I suspect this is part of what Eliezer is talking about when he’s being skeptical of tool-AI approaches. Navigating any sufficiently difficult domain, any domain in which structures could form that are complex enough to suggest many many layers of abstraction, is astronomically easier if you’re an optimizer. It doesn’t matter if your AI is only taught math, if it’s a glorified calculator — any sufficiently powerful calculator desperately wants to be an optimizer.
I suspect it’s theoretically possible to deny that desperate desire, somehow. At least for some tasks. But it’s going to be very costly — the cost of cramming specialized heuristics for 1,000 games into one agent instead of letting it generalize, the cost of setting x to zero in the mesa-optimizer equation while N skyrockets, the cost of forcing your AI to use the low-level model of the environment directly instead of building natural abstractions. You’d need vastly more compute and/or data to achieve the level of performance on par with naively-trained mesa-optimizers (for a given tech level)[2].

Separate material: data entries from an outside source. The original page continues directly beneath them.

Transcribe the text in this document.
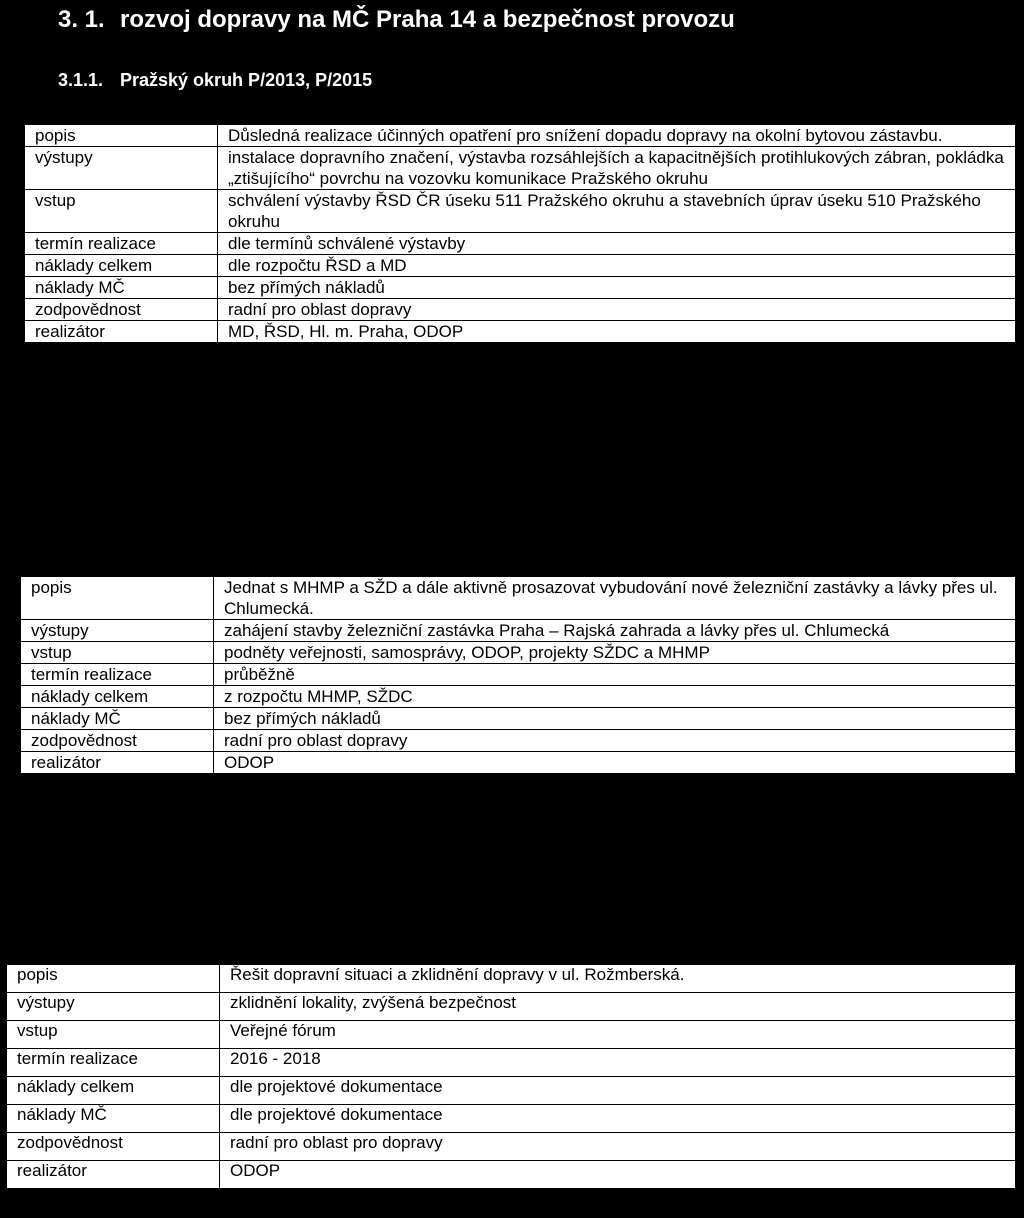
3. 1. rozvoj dopravy na MČ Praha 14 a bezpečnost provozu
3.1.1. Pražský okruh P/2013, P/2015
popis	Důsledná realizace účinných opatření pro snížení dopadu dopravy na okolní bytovou zástavbu.
výstupy	instalace dopravního značení, výstavba rozsáhlejších a kapacitnějších protihlukových zábran, pokládka „ztišujícího“ povrchu na vozovku komunikace Pražského okruhu
vstup	schválení výstavby ŘSD ČR úseku 511 Pražského okruhu a stavebních úprav úseku 510 Pražského okruhu
termín realizace	dle termínů schválené výstavby
náklady celkem	dle rozpočtu ŘSD a MD
náklady MČ	bez přímých nákladů
zodpovědnost	radní pro oblast dopravy
realizátor	MD, ŘSD, Hl. m. Praha, ODOP
popis	Jednat s MHMP a SŽD a dále aktivně prosazovat vybudování nové železniční zastávky a lávky přes ul. Chlumecká.
výstupy	zahájení stavby železniční zastávka Praha – Rajská zahrada a lávky přes ul. Chlumecká
vstup	podněty veřejnosti, samosprávy, ODOP, projekty SŽDC a MHMP
termín realizace	průběžně
náklady celkem	z rozpočtu MHMP, SŽDC
náklady MČ	bez přímých nákladů
zodpovědnost	radní pro oblast dopravy
realizátor	ODOP
popis	Řešit dopravní situaci a zklidnění dopravy v ul. Rožmberská.
výstupy	zklidnění lokality, zvýšená bezpečnost
vstup	Veřejné fórum
termín realizace	2016 - 2018
náklady celkem	dle projektové dokumentace
náklady MČ	dle projektové dokumentace
zodpovědnost	radní pro oblast pro dopravy
realizátor	ODOP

And then it probably won’t be any good anyway. A freely-trained 1,000-games agent would likely be general enough to play the 1,001th game without additional training. 1,000 separately-trained agents with a manager? Won’t generalize, explicitly by design. Similarly, any system we forced away from runtime optimization won’t be able to discover/build new abstraction layers on its own, it’d only be able to operate within the paradigms we already know. Which may or may not be useful.
Mesa-optimizers will end the world long before tool AIs can save us, the bottom line is.
I feel like I’m abusing the terminology a bit, but I think it’s right. Getting a general solution as an abstraction over a few specific ones is a Canonical Example, after all: the “1+1=2*1” & “2+2=2*2″ ⇒ “n+n=2*n” bit.
I’m put in mind of gwern’s/nostalgebraist’s comparison with “cute algorithms that solve AI in some theoretical sense with the minor catch of some constant factors which require computers bigger than the universe”. As in, avoiding mesa-optimization for sufficiently complex problems may be “theoretically possible” only in the sense that it’s absolutely impossible in practice.